Mr. Schwartz noted that last August, corporate executives were able to tune out the volatile markets to close the quarter with a flurry of mergers and acquisitions. He added however that “if markets stay under stress, you get into questions about finance ability” of deals “and other headwinds.”

Goldman advised Pfizer Inc. on its $150 billion agreement to buy Allergan PLC, andSABMiller PLC’s $105.6 billion sale to Anheuser-Busch InBev SA – two of the biggest deals expected to close this year.

“We haven’t seen a big disruption yet,” said Devin Ryan, an analyst for JMP Securities.“But if we don’t see a normalization” in markets, “it’s hard to see that not filter through.” In less than three weeks, the Dow Jones Industrial Average has fallen 9.5% in 2016, with Goldman shares falling nearly 15%. On Wednesday, Goldman shares fell 2% to $153.75, its lowest close since April 2014.

Bankers and lawyers that advise companies on deals are skeptical about the outlook for a continued boom. Market swings make takeovers difficult to arrange because boards and chief executives are reluctant to sell their companies at a discount, and big moves in buyers’ and sellers’ stock prices make it more difficult to price deals.

Globally, deals valued at $98 billion have been announced this year, according to data provider Dealogic, down 34% from the same time last year. What’s more, the number of deals has fallen to 1,712 from 2,107 at the same point in 2015.

Only one megadeal has been announced this year, Shire PLC’s $32 billion acquisition ofBaxalta Inc., but the deal had been in the works for months before markets became less stable.

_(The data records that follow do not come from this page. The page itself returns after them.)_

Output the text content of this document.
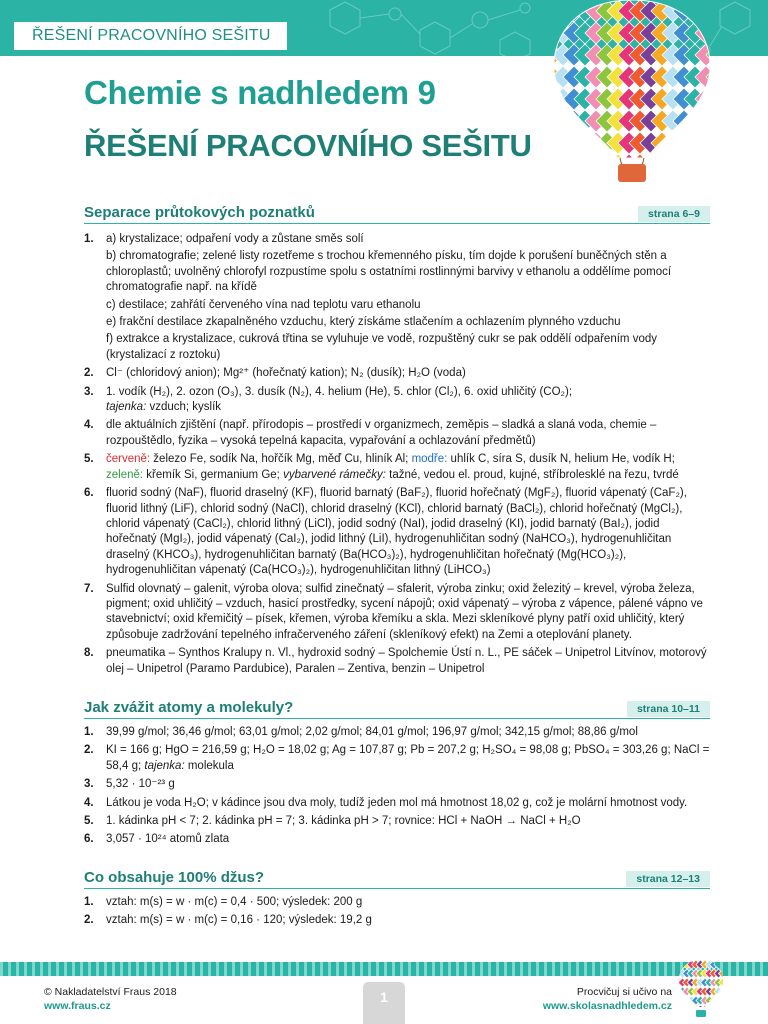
ŘEŠENÍ PRACOVNÍHO SEŠITU
Chemie s nadhledem 9
ŘEŠENÍ PRACOVNÍHO SEŠITU
Separace průtokových poznatků	strana 6–9
1. a) krystalizace; odpaření vody a zůstane směs solí
b) chromatografie; zelené listy rozetřeme s trochou křemenného písku, tím dojde k porušení buněčných stěn a chloroplastů; uvolněný chlorofyl rozpustíme spolu s ostatními rostlinnými barvivy v ethanolu a oddělíme pomocí chromatografie např. na křídě
c) destilace; zahřátí červeného vína nad teplotu varu ethanolu
e) frakční destilace zkapalněného vzduchu, který získáme stlačením a ochlazením plynného vzduchu
f) extrakce a krystalizace, cukrová třtina se vyluhuje ve vodě, rozpuštěný cukr se pak oddělí odpařením vody (krystalizací z roztoku)
2. Cl⁻ (chloridový anion); Mg²⁺ (hořečnatý kation); N₂ (dusík); H₂O (voda)
3. 1. vodík (H₂), 2. ozon (O₃), 3. dusík (N₂), 4. helium (He), 5. chlor (Cl₂), 6. oxid uhličitý (CO₂);
tajenka: vzduch; kyslík
4. dle aktuálních zjištění (např. přírodopis – prostředí v organizmech, zeměpis – sladká a slaná voda, chemie – rozpouštědlo, fyzika – vysoká tepelná kapacita, vypařování a ochlazování předmětů)
5. červeně: železo Fe, sodík Na, hořčík Mg, měď Cu, hliník Al; modře: uhlík C, síra S, dusík N, helium He, vodík H;
zeleně: křemík Si, germanium Ge; vybarvené rámečky: tažné, vedou el. proud, kujné, stříbrolesklé na řezu, tvrdé
6. fluorid sodný (NaF), fluorid draselný (KF), fluorid barnatý (BaF₂), fluorid hořečnatý (MgF₂), fluorid vápenatý (CaF₂), fluorid lithný (LiF), chlorid sodný (NaCl), chlorid draselný (KCl), chlorid barnatý (BaCl₂), chlorid hořečnatý (MgCl₂), chlorid vápenatý (CaCl₂), chlorid lithný (LiCl), jodid sodný (NaI), jodid draselný (KI), jodid barnatý (BaI₂), jodid hořečnatý (MgI₂), jodid vápenatý (CaI₂), jodid lithný (LiI), hydrogenuhličitan sodný (NaHCO₃), hydrogenuhličitan draselný (KHCO₃), hydrogenuhličitan barnatý (Ba(HCO₃)₂), hydrogenuhličitan hořečnatý (Mg(HCO₃)₂), hydrogenuhličitan vápenatý (Ca(HCO₃)₂), hydrogenuhličitan lithný (LiHCO₃)
7. Sulfid olovnatý – galenit, výroba olova; sulfid zinečnatý – sfalerit, výroba zinku; oxid železitý – krevel, výroba železa, pigment; oxid uhličitý – vzduch, hasicí prostředky, sycení nápojů; oxid vápenatý – výroba z vápence, pálené vápno ve stavebnictví; oxid křemičitý – písek, křemen, výroba křemíku a skla. Mezi skleníkové plyny patří oxid uhličitý, který způsobuje zadržování tepelného infračerveného záření (skleníkový efekt) na Zemi a oteplování planety.
8. pneumatika – Synthos Kralupy n. Vl., hydroxid sodný – Spolchemie Ústí n. L., PE sáček – Unipetrol Litvínov, motorový olej – Unipetrol (Paramo Pardubice), Paralen – Zentiva, benzin – Unipetrol
Jak zvážit atomy a molekuly?	strana 10–11
1. 39,99 g/mol; 36,46 g/mol; 63,01 g/mol; 2,02 g/mol; 84,01 g/mol; 196,97 g/mol; 342,15 g/mol; 88,86 g/mol
2. KI = 166 g; HgO = 216,59 g; H₂O = 18,02 g; Ag = 107,87 g; Pb = 207,2 g; H₂SO₄ = 98,08 g; PbSO₄ = 303,26 g; NaCl = 58,4 g; tajenka: molekula
3. 5,32 · 10⁻²³ g
4. Látkou je voda H₂O; v kádince jsou dva moly, tudíž jeden mol má hmotnost 18,02 g, což je molární hmotnost vody.
5. 1. kádinka pH < 7; 2. kádinka pH = 7; 3. kádinka pH > 7; rovnice: HCl + NaOH → NaCl + H₂O
6. 3,057 · 10²⁴ atomů zlata
Co obsahuje 100% džus?	strana 12–13
1. vztah: m(s) = w · m(c) = 0,4 · 500; výsledek: 200 g
2. vztah: m(s) = w · m(c) = 0,16 · 120; výsledek: 19,2 g
© Nakladatelství Fraus 2018
www.fraus.cz
1	Procvičuj si učivo na
www.skolasnadhledem.cz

The deal also was poorly received by shareholders, which could spook other potential deal makers.

While many of the conditions that drove M&A in 2015 remain in place, one of the biggest conditions necessary for deal making isn’t: confidence. Bankers and lawyers say clients are re-evaluating M&A plans at least in the short term as they deal with their new valuations.

“Obviously, volatility can damp the confidence of boards and CEOs,” said J.P. Morgan Chase & Co. finance chief Marianne Lake on the bank’s fourth-quarter earnings call last week. “We do need to see some of the stability come back” before companies begin to announce deals again.

“But honestly, the pipeline is good,” she added, saying she expects to see more midsize and cross-border deals and fewer giant mergers.

Even if M&A deal announcements slow down, it likely won’t be reflected in bank earnings in the first or even second quarter of 2016. Deals can take up to a year to close, and only then are banks paid.